La culture gay n’a a priori rien de consensuel. Elle est un havre, un refuge pour une population exclue de la société en particulier par une norme religieuse qui faisait la norme sociale. Elle s’est structurée entre autres dans la revendication de soin dès l’apparition du sida et dans la revendication de considération et d’acceptation dans la dépénalisation de l’homosexualité. De fait la communauté gay existait avant le sida, mais le sida l’a fortement soudée.
Elle a en quelque sorte su remodeler rapidement un «environnement de pensée » sur l’homosexualité (quand bien même les vieilles représentations restent présentes). Ces choses se sont faites dans le rapport de force, dans la provocation parfois, dans la réaction à l’ordre établi. Mais, les lignes ont bougé.
La culture rose, c’est un peu différent. La société est unanimement mobilisée contre le cancer du sein. Ce n’est pas une maladie que certains associent à un comportement dit déviant (quoiqu’on pointe quand même du doigt ces vilaines femmes qui ne font pas de sport, qui fument et boivent, qui mangent du chocolat et se gavent de pâtisseries).
Elle s’est comme élaborée selon le modèle de la « culture gay ». Faute d’imagination ou pour faire pareil, elle a repris l’idée du ruban en l’édulcorant et en a fait un ruban de fille plus soft.
Une « gay pride » est une manifestation déjantée, une exhibition païenne, un pied de nez aux convenances. Une course rose est un défilé d’uniformes de ticheurtes roses avec en guise d’épaulette le petit ruban et des danses au pas de l’oie.
Pourtant il y a quelque chose dans l’émergence de la culture rose qui serait comme une réaction à un ordre établi. C’était l’ébauche d’une démarche féministe et puis, rapidement elle est devenue son contraire, ou peut-être faut-il y voir un féminisme « soft » ?
Il y a bien eu la volonté de faire savoir que la maladie touche une population importante d’un seul sexe et que cette maladie touche à son identité. De même que revendiquer un soin qui s’articule autour de ce point identitaire était donner de la considération à cette spécificité et sortir d’un soin limité à la femelle gestante.

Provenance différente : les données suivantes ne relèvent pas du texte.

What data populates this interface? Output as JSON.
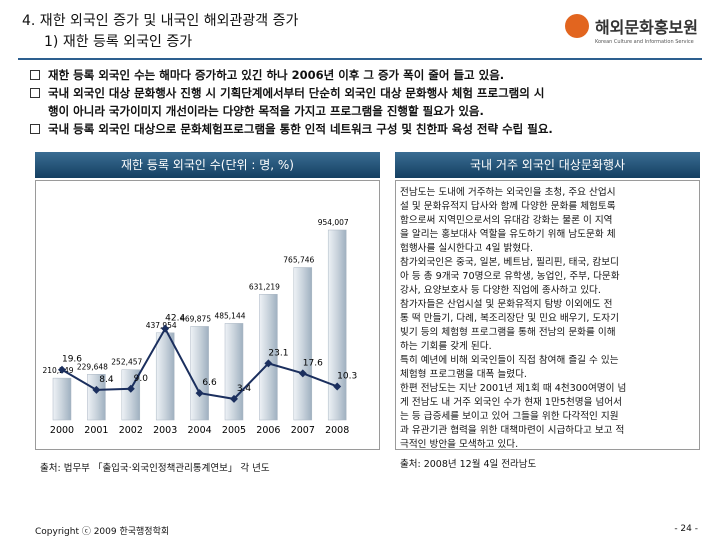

Les femmes ont progressivement investi l’idée de féminité autrement qu’en la niant, la cachant, ou en ayant honte de cette féminité encombrante dite hystérique.
Par un logique retournement de situation, ces spécificités identitaires ont été accaparées par un même système infantilisant. On a finalement bien voulu reconnaître ce drame féminin comme réel. Mais on l’a regardé aussitôt comme préjudiciable au bonheur des hommes.
Eh oui! une femme malade de ses seins est moins désirable…Et si elle souffre psychiquement et qu’elle déprime, sa libido en berne va nuire à celle de son mari.
On voulait d’abord être soignée et considérée en tant que femme meurtrie dans cette féminité oblitérée par une médecine unisexe dominée par le modèle masculin. Mais en tant que femme, non en tant que femme-enfant ou femme-objet.
Ce qui veut dire que ce cancer du sein, de drame personnel est devenu drame social. Des femmes de président des États-Unis avaient été touchées et le disaient. Soudain on en parlait.
Mais en même temps, les femmes ont laissé se structurer l’image de cette féminité selon l’angle du désir masculin. Elles ont en quelque sorte figé cette notion de « féminité » dans des stéréotypes, toujours selon le regard masculin.
Si la culture gay est plus sauvage et libertaire, ce n’est pas le cas de la culture rose aussitôt appropriée et construite par le génie du marketing.
La pseudo culture rose est accaparée totalement par le commerce de la santé et de la beauté. Il suffit de regarder qui sont les financeurs et comment cette culture s’exprime.
Ce côté féministe, à l’égal de la couleur de la robe de Barbie, s’est pastélisé et affadi, il n’a même pas eu le temps d’émerger en fait.
La « culture rose » est surtout politiquement correcte.
En revanche l’intrusion progressive de cette culture dans les pays émergents, très souvent musulmans, reste une forme de féminisme. Un féminisme « doux » où il ne s’agit pas de revendiquer une liberté inaudible par les hommes mais un droit au soin de la féminité. Dire que l’on soigne ce qui fait la féminité c’est dire aussi que la société reconnaît et accepte son existence et surtout… Soignée dans le cadre de ce que l’on soigne chez un être humain… c’est dire que l’on est un être humain. C’est donner aux femmes un statut qui ne serait plus celui du bétail, qui une fois de plus ne les réduit pas à leur fonction de femelle gestante.
J’ai rencontré en France des Algériennes dont le mari envisageait leur retour au pays et la répudiation comme on jetterait un objet défectueux. Cela signifiait pour elles l’arrêt des soins.
C’est aussi pour les jeunes citoyennes et relais d’opinion de ces pays qui soutiennent la « culture rose » une prise de parole de femme…C’est un début. On voit là que l’enjeu dépasse le problème médical en soi.
C’est tout juste un problème politique sinon éthique ou même simplement humain. Les femmes sont des hommes comme les autres !
Ce qu’elles ne mesurent pas, c’est la perfidie du message. Quand elles entrevoient de prendre enfin leur vie, leur destin en main en acceptant ce modèle occidental de ce qui leur semble un « progrès » médical, elles changent à peine de maîtres. Elles font par ce biais le marché d’un commerce de santé.
Commerce pour l’industrie médicale et cosmétique de l’occident et pour une élite médicale (et masculine en grande part) de leurs propres pays.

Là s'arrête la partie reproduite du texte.